Hunting with the bow and arrow was prohibited in the UK in 1965. In the most up-to-date Wildlife and Countryside Act 1981 its legal status remains unchanged. Modern Bowhunting however, continues to develop and to be employed effectively alongside, and often as an alternative to firearms in many parts of the world, including the EU, as part of existing wildlife management and conservation initiatives. The BBA believes that modern Bowhunting would make a valuable contribution to existing UK wildlife management and conservation programs and regional economies, should legislation be reintroduced.
The purpose of this website is primarily to inform and educate the wider British community of the realities of modern Bowhunting, the equipment and methods used, and not least to highlight the qualities and chosen values
of the modern Bowhunter. In doing so we also aim to address some of the misperceptions that are currently in circulation regarding Bowhunting.
The BBA also aims to act as a point of contact and represent the interests, within
the wider International Bowhunting community, of the many dedicated Bowhunters resident within Great Britain, their supporters and those individuals wishing to learn more about us.
Our Mission Statement
The British Bowhunters Association intends to promote modern Bowhunting as an effective humane and ethical method of wildlife management and conservation, in order to set the conditions for a re-introduction of Bowhunting in the UK.
Why hunt with a Bow?
Personal. Any hunt is an intrinsically enriching personal experience. The Bowhunter seeks to enrich this experience even further by employing an even more ethical approach to the hunt. Using fieldcraft skills, knowledge
of his surroundings and his quarry and using the prevailing weather conditions in his favour, the Bowhunter challenges himself as much as he challenges his quarry.
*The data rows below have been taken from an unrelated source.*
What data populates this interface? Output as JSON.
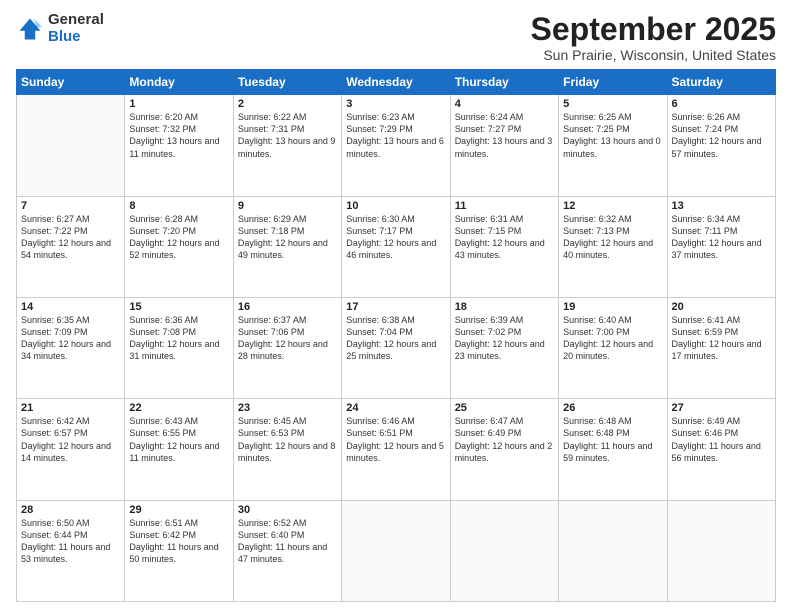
{
  "logo": {
    "general": "General",
    "blue": "Blue"
  },
  "header": {
    "month": "September 2025",
    "location": "Sun Prairie, Wisconsin, United States"
  },
  "weekdays": [
    "Sunday",
    "Monday",
    "Tuesday",
    "Wednesday",
    "Thursday",
    "Friday",
    "Saturday"
  ],
  "weeks": [
    [
      {
        "day": "",
        "sunrise": "",
        "sunset": "",
        "daylight": ""
      },
      {
        "day": "1",
        "sunrise": "6:20 AM",
        "sunset": "7:32 PM",
        "daylight": "13 hours and 11 minutes."
      },
      {
        "day": "2",
        "sunrise": "6:22 AM",
        "sunset": "7:31 PM",
        "daylight": "13 hours and 9 minutes."
      },
      {
        "day": "3",
        "sunrise": "6:23 AM",
        "sunset": "7:29 PM",
        "daylight": "13 hours and 6 minutes."
      },
      {
        "day": "4",
        "sunrise": "6:24 AM",
        "sunset": "7:27 PM",
        "daylight": "13 hours and 3 minutes."
      },
      {
        "day": "5",
        "sunrise": "6:25 AM",
        "sunset": "7:25 PM",
        "daylight": "13 hours and 0 minutes."
      },
      {
        "day": "6",
        "sunrise": "6:26 AM",
        "sunset": "7:24 PM",
        "daylight": "12 hours and 57 minutes."
      }
    ],
    [
      {
        "day": "7",
        "sunrise": "6:27 AM",
        "sunset": "7:22 PM",
        "daylight": "12 hours and 54 minutes."
      },
      {
        "day": "8",
        "sunrise": "6:28 AM",
        "sunset": "7:20 PM",
        "daylight": "12 hours and 52 minutes."
      },
      {
        "day": "9",
        "sunrise": "6:29 AM",
        "sunset": "7:18 PM",
        "daylight": "12 hours and 49 minutes."
      },
      {
        "day": "10",
        "sunrise": "6:30 AM",
        "sunset": "7:17 PM",
        "daylight": "12 hours and 46 minutes."
      },
      {
        "day": "11",
        "sunrise": "6:31 AM",
        "sunset": "7:15 PM",
        "daylight": "12 hours and 43 minutes."
      },
      {
        "day": "12",
        "sunrise": "6:32 AM",
        "sunset": "7:13 PM",
        "daylight": "12 hours and 40 minutes."
      },
      {
        "day": "13",
        "sunrise": "6:34 AM",
        "sunset": "7:11 PM",
        "daylight": "12 hours and 37 minutes."
      }
    ],
    [
      {
        "day": "14",
        "sunrise": "6:35 AM",
        "sunset": "7:09 PM",
        "daylight": "12 hours and 34 minutes."
      },
      {
        "day": "15",
        "sunrise": "6:36 AM",
        "sunset": "7:08 PM",
        "daylight": "12 hours and 31 minutes."
      },
      {
        "day": "16",
        "sunrise": "6:37 AM",
        "sunset": "7:06 PM",
        "daylight": "12 hours and 28 minutes."
      },
      {
        "day": "17",
        "sunrise": "6:38 AM",
        "sunset": "7:04 PM",
        "daylight": "12 hours and 25 minutes."
      },
      {
        "day": "18",
        "sunrise": "6:39 AM",
        "sunset": "7:02 PM",
        "daylight": "12 hours and 23 minutes."
      },
      {
        "day": "19",
        "sunrise": "6:40 AM",
        "sunset": "7:00 PM",
        "daylight": "12 hours and 20 minutes."
      },
      {
        "day": "20",
        "sunrise": "6:41 AM",
        "sunset": "6:59 PM",
        "daylight": "12 hours and 17 minutes."
      }
    ],
    [
      {
        "day": "21",
        "sunrise": "6:42 AM",
        "sunset": "6:57 PM",
        "daylight": "12 hours and 14 minutes."
      },
      {
        "day": "22",
        "sunrise": "6:43 AM",
        "sunset": "6:55 PM",
        "daylight": "12 hours and 11 minutes."
      },
      {
        "day": "23",
        "sunrise": "6:45 AM",
        "sunset": "6:53 PM",
        "daylight": "12 hours and 8 minutes."
      },
      {
        "day": "24",
        "sunrise": "6:46 AM",
        "sunset": "6:51 PM",
        "daylight": "12 hours and 5 minutes."
      },
      {
        "day": "25",
        "sunrise": "6:47 AM",
        "sunset": "6:49 PM",
        "daylight": "12 hours and 2 minutes."
      },
      {
        "day": "26",
        "sunrise": "6:48 AM",
        "sunset": "6:48 PM",
        "daylight": "11 hours and 59 minutes."
      },
      {
        "day": "27",
        "sunrise": "6:49 AM",
        "sunset": "6:46 PM",
        "daylight": "11 hours and 56 minutes."
      }
    ],
    [
      {
        "day": "28",
        "sunrise": "6:50 AM",
        "sunset": "6:44 PM",
        "daylight": "11 hours and 53 minutes."
      },
      {
        "day": "29",
        "sunrise": "6:51 AM",
        "sunset": "6:42 PM",
        "daylight": "11 hours and 50 minutes."
      },
      {
        "day": "30",
        "sunrise": "6:52 AM",
        "sunset": "6:40 PM",
        "daylight": "11 hours and 47 minutes."
      },
      {
        "day": "",
        "sunrise": "",
        "sunset": "",
        "daylight": ""
      },
      {
        "day": "",
        "sunrise": "",
        "sunset": "",
        "daylight": ""
      },
      {
        "day": "",
        "sunrise": "",
        "sunset": "",
        "daylight": ""
      },
      {
        "day": "",
        "sunrise": "",
        "sunset": "",
        "daylight": ""
      }
    ]
  ],
  "labels": {
    "sunrise_prefix": "Sunrise: ",
    "sunset_prefix": "Sunset: ",
    "daylight_prefix": "Daylight: "
  }
}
Ethical hunting. Perhaps the core-value of the Bowhunter. Bowhunting is about fair chase. Putting yourself on a level with your quarry in terrain -and in a situation of your quarry's own choosing, where it can use all of its
senses against you. A hunter will not get to within 20 yards of his quarry without determination and having shown his quarry due respect.
Practical. The hunter accepts that wildlife management is a fact of the modern world that we live in. Many countries like the UK, employ carefully managed and strictly enforced programs using a number of methods to manage and conserve wildlife habitats. In many countries Bowhunting is employed in a similar manner to firearms to achieve this. Always humanely, and sometimes as a preferred alternative to the limitations of many firearms.
Training and accreditation
In most countries with Bowhunting legislation in place, hunters are required by law to demonstrate competency in their chosen activity. This competency is commonly based upon the International Bowhunter Education Program (IBEP), which was developed by the US National Bowhunter Education Foundation (NBEF), founded in 1979. The IBEP remains the industry-standard curriculum for Bowhunting activities worldwide and is strictly enforced in most Bowhunting nations. Other countries such as Denmark have adapted the IBEP program to suit their own particular wildlife habitats and environment.
The BBA believes that a common high-standard of education and training is vital to maintain practical and ethical standards within the Bowhunting community. The BBA therefore fully supports the IBEP and currently has nine fully qualified IBEP instructors within the organisation.